Мы встретились в Раю... Часть третья - Козловский Евгений Антонович 5 стр.


У автобуса скопилась неожиданная толпа: ах, да! праздник! Игорь с Аурой едва протолкнулись в салон и сели на разные места: он снова сзади, она - на откидное, рядом с водителем. Можно, конечно, попробовать обменяться с соседом, чтобы ехать вместе, но Золотов подумал, что Ауре этого совсем и не хочется. Мелькнула, правда, мысль, что не случайно же Аура целый день провела с ним, но, даже если и надеялась, что Игорь сумеет склеить то, что вдребезги разбил утренний звонок, - Золотов все равно не знал как, какими словами. Нет, он, разумеется, не упустит последнего шанса, он попытается - ноне так же: через длинный полный автобус, предварительно сговорившись с соседом, а Аура вдруг возьмет да и откажется пересесть! - мило будет Золотов выглядеть в глазах публики! Вот остановимся в Острове - тогда Игорь к Ауре и подойдет.

Но в Остров автобус почему-то не завернул. Так они и добрались до Пскова врозь. Когда же Золотов оказался на площади. Аура уже скрылась из глаз. Не судьба! выдохнул Игорь и направился к гостинице. Будем считать, что просто приснилось.

193.

Рука, полезши в карман за сигаретами, наткнулась на сложенный вдвое путеводитель по Пушкинским Горам. Игорь вспомнил, как ночью, на ощупь, нацарапал на нем продиктованные Аурой цифры телефонного номера ее родителей, и остановился под фонарем, взглянул на кособокую надпись. Плотную, глянцевую бумагу тут же, вмиг, усеяли мелкие линзочки дождевой воды. Под глазами засвербело, и Золотов, чтобы избавиться от унизительного чувства острой к себе жалости, скомкал путеводитель и стал искать урну, которой поблизости не оказалось, но которая, впрочем, ничуть и не помогла бы: номер слишком прочно отпечатлелся в памяти. Одиночество, дикое одиночество в пустом и чужом праздничном городе с новой, повышенной остротою почувствовалось художником. Он подумал, что следует завтра же, с рассвета, в один присест, все равно как, сделать работу и уезжать отсюда к эдакой матери, но вместе и подумал, что вряд ли план выполним, ибо такие усталость и безразличие ко всему навалились на Золотова, что дай ему Бог добраться до гостиницы, а там он рухнет на кровать и не встанет, может, и неделю.

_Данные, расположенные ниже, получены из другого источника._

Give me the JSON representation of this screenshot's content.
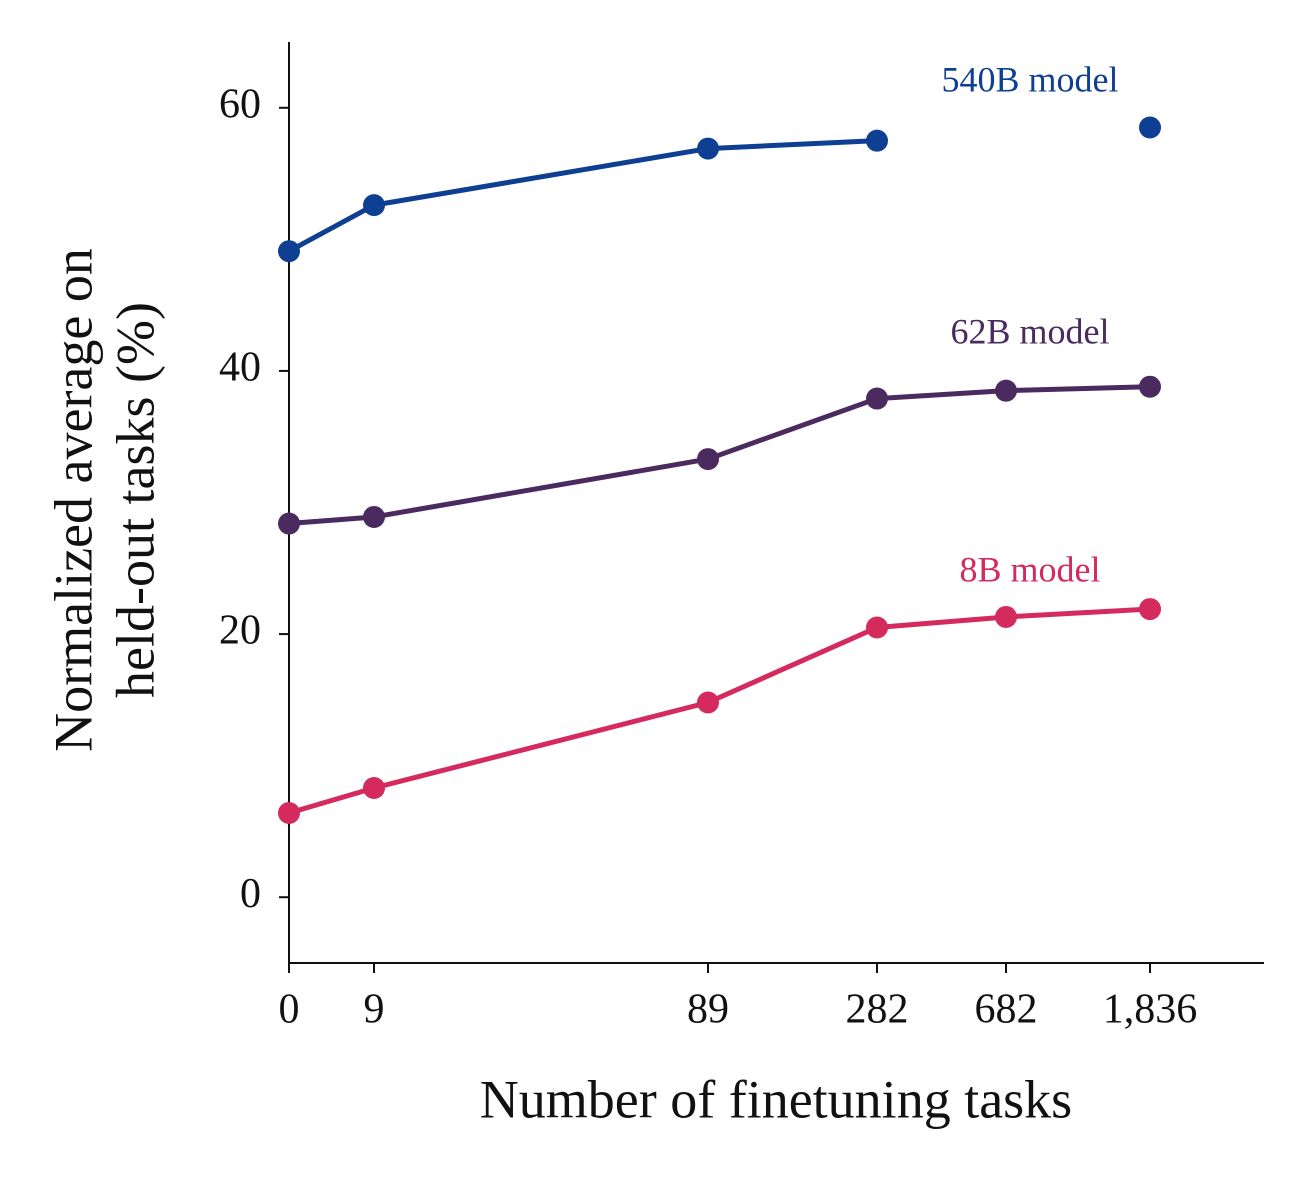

На скамейке у входа, в своем канареечного цвета веселеньком плаще, намокшем под дождем, точно крылья Серафима, сидела Ирина. Она поднялась навстречу мужу, уткнулась в его плечо, заплакала. Игорь обнял ее, попытался успокоить, гладил по голове, но она только сильнее плакала: ты один? Нет, правда, ты - один?! Один, шептал Золотов. Я совершенно один. Совершенно.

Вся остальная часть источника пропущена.